American Jewish Demographics and Birthright: A Response to Leonard Saxe
Leonard Saxe, Professor of Contemporary Jewish Studies at Brandeis University, recently published an article at the Times of Israel. He makes a number of claims arguing for the great benefit of Birthright, amid painting a rosy future for American Jewish society. Some of these claims are not substantiated, and some are downright specious.
Since 1992, Saxe tells us, the American Jewish population rose by 25%, from roughly 5.5 million to 7.5 million. While Saxe does not attribute an increase of 2 million American Jews in less than thirty years to Birthright alone, he does give Birthright some of the credit. He bases this on a study he did on Birthright participants in the first decade of the program. Here are the results Saxe marshals as evidence:
- Half the participants have children.
- The participants are more likely than non-participants to marry a Jew.
- Participants are generally more inclined to take part in Jewish calendar and life-cycle events and associate with other Jews.
But these points tell us very little. First off, that only half of the Jews who went on Birthright ten to twenty years ago have children is not really a cause for celebration; in fact it is consistent with the demographics telling us that Jews are not replacing themselves.

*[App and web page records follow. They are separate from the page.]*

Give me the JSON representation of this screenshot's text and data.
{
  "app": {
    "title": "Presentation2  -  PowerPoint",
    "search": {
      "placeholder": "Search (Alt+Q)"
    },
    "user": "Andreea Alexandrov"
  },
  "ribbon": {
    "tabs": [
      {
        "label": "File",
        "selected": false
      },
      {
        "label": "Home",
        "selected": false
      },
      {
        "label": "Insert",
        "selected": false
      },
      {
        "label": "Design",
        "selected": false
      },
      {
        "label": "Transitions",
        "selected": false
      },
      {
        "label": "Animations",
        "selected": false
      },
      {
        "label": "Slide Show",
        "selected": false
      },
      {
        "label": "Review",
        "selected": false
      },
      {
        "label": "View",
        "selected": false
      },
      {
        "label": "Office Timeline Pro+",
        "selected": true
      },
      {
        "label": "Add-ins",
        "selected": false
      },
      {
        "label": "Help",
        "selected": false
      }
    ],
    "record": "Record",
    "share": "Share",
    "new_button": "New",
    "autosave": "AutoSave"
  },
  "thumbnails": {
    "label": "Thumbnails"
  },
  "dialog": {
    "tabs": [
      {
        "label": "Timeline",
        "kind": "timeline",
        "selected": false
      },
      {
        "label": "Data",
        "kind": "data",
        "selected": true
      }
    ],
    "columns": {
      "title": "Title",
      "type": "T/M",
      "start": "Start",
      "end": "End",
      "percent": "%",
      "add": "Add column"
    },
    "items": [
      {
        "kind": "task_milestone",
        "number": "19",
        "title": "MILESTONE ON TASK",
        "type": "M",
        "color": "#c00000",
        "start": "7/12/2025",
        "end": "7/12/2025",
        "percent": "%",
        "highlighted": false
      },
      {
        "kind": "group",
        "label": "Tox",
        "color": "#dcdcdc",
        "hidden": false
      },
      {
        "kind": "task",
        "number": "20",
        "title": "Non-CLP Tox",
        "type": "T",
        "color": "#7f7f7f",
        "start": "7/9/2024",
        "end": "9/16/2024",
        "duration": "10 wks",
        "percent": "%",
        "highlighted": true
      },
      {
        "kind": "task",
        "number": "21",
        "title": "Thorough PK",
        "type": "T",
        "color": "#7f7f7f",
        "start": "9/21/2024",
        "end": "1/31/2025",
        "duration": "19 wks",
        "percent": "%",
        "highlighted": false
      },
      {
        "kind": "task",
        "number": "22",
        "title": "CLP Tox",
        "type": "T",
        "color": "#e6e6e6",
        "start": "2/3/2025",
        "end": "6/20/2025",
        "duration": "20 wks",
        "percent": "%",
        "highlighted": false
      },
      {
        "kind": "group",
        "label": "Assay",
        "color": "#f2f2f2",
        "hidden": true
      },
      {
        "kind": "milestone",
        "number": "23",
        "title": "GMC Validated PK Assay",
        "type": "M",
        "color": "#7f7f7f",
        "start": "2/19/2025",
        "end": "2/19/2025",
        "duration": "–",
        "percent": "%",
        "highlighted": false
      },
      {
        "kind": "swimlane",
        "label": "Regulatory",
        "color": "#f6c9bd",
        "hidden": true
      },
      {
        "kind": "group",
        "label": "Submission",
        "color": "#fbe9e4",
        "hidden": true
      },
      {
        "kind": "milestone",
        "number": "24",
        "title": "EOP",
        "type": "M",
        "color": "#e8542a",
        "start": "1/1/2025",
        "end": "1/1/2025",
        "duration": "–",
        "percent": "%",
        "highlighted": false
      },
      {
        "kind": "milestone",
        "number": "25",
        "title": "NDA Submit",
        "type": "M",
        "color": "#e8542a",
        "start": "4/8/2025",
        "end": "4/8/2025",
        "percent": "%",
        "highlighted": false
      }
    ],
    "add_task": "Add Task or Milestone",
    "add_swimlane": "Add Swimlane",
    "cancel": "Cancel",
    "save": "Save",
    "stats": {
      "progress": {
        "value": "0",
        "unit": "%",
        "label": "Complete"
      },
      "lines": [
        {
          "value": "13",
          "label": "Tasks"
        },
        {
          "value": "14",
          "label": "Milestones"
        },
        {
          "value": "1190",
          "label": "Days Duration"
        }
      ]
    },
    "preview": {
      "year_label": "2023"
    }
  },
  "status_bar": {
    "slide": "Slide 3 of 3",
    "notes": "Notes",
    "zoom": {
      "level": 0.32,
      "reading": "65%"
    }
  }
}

Furthermore, we cannot know, certainly based on the information Saxe provide us with in his article, if these birthrighters were always more Jewishly oriented; for all we know all of those in the study were Orthodox. It is impossible to ascertain if joining Birthright was a result of well established prior Jewish commitment or if Birthright actually made a difference. In short, correlation is not causation.
Saxe’s implausible claim that the American Jewish population has increased by 25% in the last generation, despite the fact that most Jews marry exogenously, indicates two things: One: the criteria on which he bases the population statistics have changed, radically. Two: by not informing the reader of this Saxe is misleading the reader about the vigor of American Jewish life.
The only way for American Jewry to correct its downward demographic spiral is to confront the issue. Only with an honest assessment of what has worked, and what hasn’t, can American Jewry succeed.